Kadoura Fares, a former Palestinian minister and current head of the Palestinian Prisoners Club, a nongovernmental organization dealing with prisoners’ rights, said that during his meeting with Obama in the US on March 17, Abbas demanded the release of three Palestinian leaders sentenced to long prison terms by Israel during the Second Intifada for their involvement in terror activities, in addition to a complete moratorium on settlement construction.
The three leaders are Fatah official Marwan Barghouti, convicted of five counts of murder in 2004; Popular Front for the Liberation of Palestine Secretary General Ahmad Saadat, sentenced by a military court in 2008 for his involvement in the assassination of Israeli tourism minister Rehavam Ze’evi; and Fouad Shoubaki, a close associate of Yasser Arafat, sentenced in 2009 to 20 years in prison for his involvement in organizing the smuggling of arms into the Palestinian territories in 2002 aboard the ship Karine A.
In addition, Abbas demanded the release of severely ill prisoners, estimated by Fares to number 100-120; 19 women; children under the age of 18; and prisoners held by Israel in administrative detention. Fares estimated the total number of prisoners falling into those categories at 600.
He expected that the only group of prisoners to upset Israeli public opinion would be the three leaders.
“If Israel wants to place hurdles, it will focus on Ahmad Saadat and Marwan Barghouti. It will whine that they are so dangerous, which is of course not true,” Fares said.
“As for the others: The sick prisoners will be transferred directly from prison to hospitals — we’re talking about chronic diseases like cancer, heart disease, paralysis or severe psychiatric issues; the women — none of them did anything that can cause a problem in Israeli public opinion, only trivial things; the children [were arrested] for stone throwing; and the administrative detainees were never indicted, and include 11 elected members of the Legislative Council,” he said.
The Palestinian leadership will “under no circumstances” agree to forgo the release of 14 Israeli Arabs expected to be included in the final phase of prisoner release this week, Fares added.
“The Israeli prisoners are an integral part [of the deal], and it’s a matter of life and death. No one has the legitimacy to give them up,” he said.
The Times of Israel reported on Saturday that Israel offered to release 400 prisoners in exchange for a Palestinian agreement to extend negotiations until the end of the year.

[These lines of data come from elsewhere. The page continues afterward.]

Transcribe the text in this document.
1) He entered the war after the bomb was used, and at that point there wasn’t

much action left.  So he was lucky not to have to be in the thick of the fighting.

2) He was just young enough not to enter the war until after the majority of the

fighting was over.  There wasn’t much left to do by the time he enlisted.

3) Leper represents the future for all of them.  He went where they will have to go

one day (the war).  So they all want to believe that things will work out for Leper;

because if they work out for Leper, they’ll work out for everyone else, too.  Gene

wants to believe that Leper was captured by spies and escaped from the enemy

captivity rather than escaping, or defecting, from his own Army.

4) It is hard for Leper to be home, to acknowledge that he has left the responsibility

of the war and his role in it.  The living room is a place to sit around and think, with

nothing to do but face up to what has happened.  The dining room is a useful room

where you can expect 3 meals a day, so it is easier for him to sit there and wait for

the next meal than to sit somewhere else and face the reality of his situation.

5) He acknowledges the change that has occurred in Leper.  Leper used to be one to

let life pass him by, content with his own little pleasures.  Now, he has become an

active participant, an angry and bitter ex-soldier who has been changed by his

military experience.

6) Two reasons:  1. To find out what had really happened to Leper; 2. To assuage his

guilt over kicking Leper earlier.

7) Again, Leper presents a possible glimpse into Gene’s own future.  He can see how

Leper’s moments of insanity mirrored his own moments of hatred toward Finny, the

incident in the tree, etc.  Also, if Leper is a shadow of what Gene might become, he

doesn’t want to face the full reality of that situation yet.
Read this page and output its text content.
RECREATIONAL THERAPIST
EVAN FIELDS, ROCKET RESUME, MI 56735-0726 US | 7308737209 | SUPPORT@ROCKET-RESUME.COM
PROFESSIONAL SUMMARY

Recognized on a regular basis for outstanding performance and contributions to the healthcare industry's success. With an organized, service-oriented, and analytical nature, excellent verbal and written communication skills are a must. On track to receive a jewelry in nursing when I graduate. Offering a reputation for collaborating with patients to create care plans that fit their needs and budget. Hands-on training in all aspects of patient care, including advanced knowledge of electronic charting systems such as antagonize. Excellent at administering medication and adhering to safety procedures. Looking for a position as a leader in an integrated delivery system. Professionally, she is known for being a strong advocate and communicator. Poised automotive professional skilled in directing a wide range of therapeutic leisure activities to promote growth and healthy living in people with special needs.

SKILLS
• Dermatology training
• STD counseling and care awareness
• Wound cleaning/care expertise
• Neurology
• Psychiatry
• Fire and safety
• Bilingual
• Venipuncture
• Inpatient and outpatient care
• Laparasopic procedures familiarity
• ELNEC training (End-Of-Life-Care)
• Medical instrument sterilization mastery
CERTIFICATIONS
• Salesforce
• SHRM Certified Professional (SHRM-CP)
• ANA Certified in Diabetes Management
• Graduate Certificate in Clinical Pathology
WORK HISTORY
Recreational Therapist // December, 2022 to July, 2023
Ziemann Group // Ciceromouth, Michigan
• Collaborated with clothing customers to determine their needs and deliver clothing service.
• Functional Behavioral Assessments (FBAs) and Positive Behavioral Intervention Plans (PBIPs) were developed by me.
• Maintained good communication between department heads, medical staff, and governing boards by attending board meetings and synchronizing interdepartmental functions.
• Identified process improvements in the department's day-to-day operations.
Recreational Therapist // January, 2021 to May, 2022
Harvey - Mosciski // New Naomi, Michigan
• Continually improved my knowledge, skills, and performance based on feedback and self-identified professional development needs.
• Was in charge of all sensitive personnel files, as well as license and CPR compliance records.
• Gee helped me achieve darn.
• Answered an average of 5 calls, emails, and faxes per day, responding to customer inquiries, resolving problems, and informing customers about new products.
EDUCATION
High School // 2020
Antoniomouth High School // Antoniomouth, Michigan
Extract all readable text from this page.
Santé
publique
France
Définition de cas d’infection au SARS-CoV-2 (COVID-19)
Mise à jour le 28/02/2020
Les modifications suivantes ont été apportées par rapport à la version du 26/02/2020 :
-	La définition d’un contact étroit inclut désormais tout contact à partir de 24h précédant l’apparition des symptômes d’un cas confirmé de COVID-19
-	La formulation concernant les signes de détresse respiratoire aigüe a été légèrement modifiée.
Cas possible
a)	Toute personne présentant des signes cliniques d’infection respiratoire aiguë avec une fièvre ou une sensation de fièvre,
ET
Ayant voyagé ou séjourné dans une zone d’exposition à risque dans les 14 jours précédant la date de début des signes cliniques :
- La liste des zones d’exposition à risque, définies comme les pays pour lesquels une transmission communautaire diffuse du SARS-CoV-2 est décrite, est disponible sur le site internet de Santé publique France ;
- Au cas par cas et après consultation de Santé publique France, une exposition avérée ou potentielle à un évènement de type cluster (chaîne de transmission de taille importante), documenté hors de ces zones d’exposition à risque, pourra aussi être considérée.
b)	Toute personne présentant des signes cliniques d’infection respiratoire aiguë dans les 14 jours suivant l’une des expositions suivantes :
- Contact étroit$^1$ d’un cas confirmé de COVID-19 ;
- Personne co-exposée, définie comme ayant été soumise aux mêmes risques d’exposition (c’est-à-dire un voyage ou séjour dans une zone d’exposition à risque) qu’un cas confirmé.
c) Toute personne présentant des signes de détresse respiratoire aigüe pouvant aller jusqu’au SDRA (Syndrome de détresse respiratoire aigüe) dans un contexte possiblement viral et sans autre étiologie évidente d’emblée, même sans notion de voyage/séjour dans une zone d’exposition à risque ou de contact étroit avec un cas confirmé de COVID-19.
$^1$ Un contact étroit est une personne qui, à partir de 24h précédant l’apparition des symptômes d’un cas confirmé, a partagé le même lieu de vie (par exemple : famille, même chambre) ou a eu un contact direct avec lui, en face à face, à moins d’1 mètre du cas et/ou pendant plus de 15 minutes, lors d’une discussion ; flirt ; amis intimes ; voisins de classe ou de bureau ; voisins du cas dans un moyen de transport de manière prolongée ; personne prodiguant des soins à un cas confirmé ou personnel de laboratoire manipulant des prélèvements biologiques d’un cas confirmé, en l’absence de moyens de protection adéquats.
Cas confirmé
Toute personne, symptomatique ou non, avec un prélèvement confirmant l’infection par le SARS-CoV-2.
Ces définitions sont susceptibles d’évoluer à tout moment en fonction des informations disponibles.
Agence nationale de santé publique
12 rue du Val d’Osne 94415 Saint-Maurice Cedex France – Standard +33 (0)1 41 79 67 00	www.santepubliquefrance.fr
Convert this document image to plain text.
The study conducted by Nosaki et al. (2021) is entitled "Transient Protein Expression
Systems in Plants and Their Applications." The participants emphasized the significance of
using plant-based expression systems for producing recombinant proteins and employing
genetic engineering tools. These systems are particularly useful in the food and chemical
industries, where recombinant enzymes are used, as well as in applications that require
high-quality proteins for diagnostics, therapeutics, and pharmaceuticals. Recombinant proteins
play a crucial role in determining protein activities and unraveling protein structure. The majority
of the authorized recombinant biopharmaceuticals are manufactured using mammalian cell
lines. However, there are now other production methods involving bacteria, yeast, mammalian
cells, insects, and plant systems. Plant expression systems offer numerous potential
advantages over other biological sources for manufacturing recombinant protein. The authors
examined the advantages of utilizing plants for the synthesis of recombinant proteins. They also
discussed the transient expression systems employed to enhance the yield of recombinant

Responding to the report, Prime Minister Benjamin Netanyahu said that the prisoner issue will be resolved “within days,” but insisted that Israel would free no more prisoners unless it knows exactly what it will get in return.
The release of Israeli Arab prisoners would require a special Israeli government vote, which has so far not been scheduled.
“We must stop the old and miserable Israeli habit of treating the [Palestinian] prisoners as numbers, as a herd,” Fares said on Monday. “We should not cite numbers at all, but focus on criteria. The Palestinian leadership should be party to setting the criteria; it’s not an exclusive matter for Israel to deal with, or a domestic Israeli issue.”
On Monday evening, Abbas is scheduled to meet with the PLO’s Executive Committee, an 18-member body comprising the movement’s senior leadership. Fares said Abbas would update the leadership on the situation and reach operative decisions.
“If we remain stuck, I don’t think Abu Mazen (Abbas) and the leadership will agree for things to remain stuck for long. We must proceed to real negotiations, not for negotiations to serve as cover while Israel continues building settlements.”